O Presidente da República, Marcelo Rebelo de Sousa, considerou esta sexta-feira que nos seus primeiros dois anos de mandato teve intervenções explicativas com funções preventivas e contribuiu para descrispar o clima político.

No dia em que completou dois anos na chefia do Estado, Marcelo Rebelo de Sousa assinalou a data com o lançamento de um livro intitulado "Dois anos depois: júbilo e tragédia" e falou sobre a forma como tem exercido funções, afirmando que não vai mudar e que não se melindra com as críticas.

Em resposta a questões dos jornalistas, na Sala de Jantar do Palácio de Belém, assegurou ainda que "não se vai meter em domínios que não são os seus, não se vai pôr no plano dos partidos, ou do Governo, ou da oposição", pois "não tem um papel a desempenhar, nem na oposição, nem no Governo".

Quanto às críticas, declarou: "A coisa mais natural em democracia é que haja críticas. O unanimismo não existe senão em ditaduras. Como é que eu reajo? Pois eu passei a minha vida como comentador a criticar, seria estranho que como Presidente da República eu me melindrasse quando os outros me critiquem quando eu critiquei os outros".

O chefe de Estado referiu que recebeu "críticas iniciais sobre uma extroversão excessiva" e disse que a sua atividade intensa "foi intencional, tinha a ver com a proximidade, decorre da maneira de ser do Presidente e decorria da situação vivida pelo país", mas também foi reforçada devido a "momentos trágicos em que isso foi mais necessário".

Depois, adiantou que "o facto de intervir muito não quer dizer que não seja tudo devidamente pesado" e que o fez "muitas vezes com funções preventivas".

Quando entendo que há certas realidades que precisam de ser explicadas rapidamente, antes que se convertam numa bola de neve de difícil explicação ou de efeitos mais complexos, mais vale não deixar que se convertam numa bola de neve e intervir rapidamente", enquadrou.

No seu entender, nestes dois anos houve "um número muito pequeno de vetos" face à quantidade de diplomas que lhe chegaram e o seu relacionamento com os outros órgãos de soberania tem sido "muito pacífico – mais do que pacífico, muito cordial".
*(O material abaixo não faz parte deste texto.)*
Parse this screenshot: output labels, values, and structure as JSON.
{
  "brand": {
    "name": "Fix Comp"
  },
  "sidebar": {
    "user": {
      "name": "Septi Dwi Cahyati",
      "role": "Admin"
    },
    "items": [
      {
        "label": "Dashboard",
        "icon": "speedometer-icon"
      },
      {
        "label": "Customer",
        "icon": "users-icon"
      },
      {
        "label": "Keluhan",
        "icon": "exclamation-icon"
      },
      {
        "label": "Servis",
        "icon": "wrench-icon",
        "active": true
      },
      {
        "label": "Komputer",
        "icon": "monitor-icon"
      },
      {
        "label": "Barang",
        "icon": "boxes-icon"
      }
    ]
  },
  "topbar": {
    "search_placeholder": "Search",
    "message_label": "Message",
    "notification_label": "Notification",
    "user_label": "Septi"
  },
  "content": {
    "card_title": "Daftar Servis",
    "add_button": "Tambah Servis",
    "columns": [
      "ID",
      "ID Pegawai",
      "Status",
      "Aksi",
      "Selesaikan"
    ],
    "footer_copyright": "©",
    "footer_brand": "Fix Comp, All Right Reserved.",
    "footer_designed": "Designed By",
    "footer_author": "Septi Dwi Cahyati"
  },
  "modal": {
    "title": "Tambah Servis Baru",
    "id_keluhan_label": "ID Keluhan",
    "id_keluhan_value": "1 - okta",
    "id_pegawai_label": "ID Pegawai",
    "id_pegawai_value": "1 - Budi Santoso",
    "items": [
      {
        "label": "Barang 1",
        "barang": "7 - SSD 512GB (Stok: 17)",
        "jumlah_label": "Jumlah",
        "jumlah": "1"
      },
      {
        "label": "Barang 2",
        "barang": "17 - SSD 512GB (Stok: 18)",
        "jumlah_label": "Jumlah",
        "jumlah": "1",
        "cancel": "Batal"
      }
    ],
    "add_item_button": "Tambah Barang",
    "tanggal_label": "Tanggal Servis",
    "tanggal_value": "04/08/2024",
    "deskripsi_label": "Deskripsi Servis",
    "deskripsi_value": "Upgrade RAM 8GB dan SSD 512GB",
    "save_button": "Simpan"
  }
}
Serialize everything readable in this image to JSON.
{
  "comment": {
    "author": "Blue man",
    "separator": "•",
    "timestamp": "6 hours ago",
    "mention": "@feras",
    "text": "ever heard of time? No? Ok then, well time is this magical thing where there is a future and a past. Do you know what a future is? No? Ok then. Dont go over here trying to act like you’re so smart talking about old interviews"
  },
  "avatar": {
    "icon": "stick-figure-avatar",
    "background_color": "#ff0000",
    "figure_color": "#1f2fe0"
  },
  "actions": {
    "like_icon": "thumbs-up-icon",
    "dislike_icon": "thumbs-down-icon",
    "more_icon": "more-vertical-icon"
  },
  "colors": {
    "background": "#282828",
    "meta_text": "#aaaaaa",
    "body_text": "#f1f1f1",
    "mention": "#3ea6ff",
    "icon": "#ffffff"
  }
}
Como tem sido com os partidos políticos, todos eles. O facto de nos encontrarmos com periodicidade desdramatizou os encontros: não é para dissolver o parlamento, não é por causa de uma crise, é para falarmos do país, naturalmente. E o mesmo com os parceiros sociais. Isso foi positivo. Foi aquilo que se chamou descrispar", considerou.

O Presidente da República mencionou que há quem entenda que "deveria ser muito mais duro" ou então que "foi violento a mais numa ou noutra intervenção em relação ao Governo".

Sobre a relação com o Governo, acrescentou: "Entendi que, no dia a dia, era muito importante haver um trabalho conjunto, como continuo a entender, perante os desafios que o país tem pela frente. Em momentos críticos em que senti que havia o risco de descolagem do país em relação ao poder político, aí, fui, se quiserem, um pouco mais incisivo, para que não houvesse uma abertura para riscos populistas".

O Presidente é o fusível de segurança do sistema. Se o Presidente não está lá nesses momentos cruciais, que são poucos, por natureza, são excecionais, aparece alguém a estar", sustentou.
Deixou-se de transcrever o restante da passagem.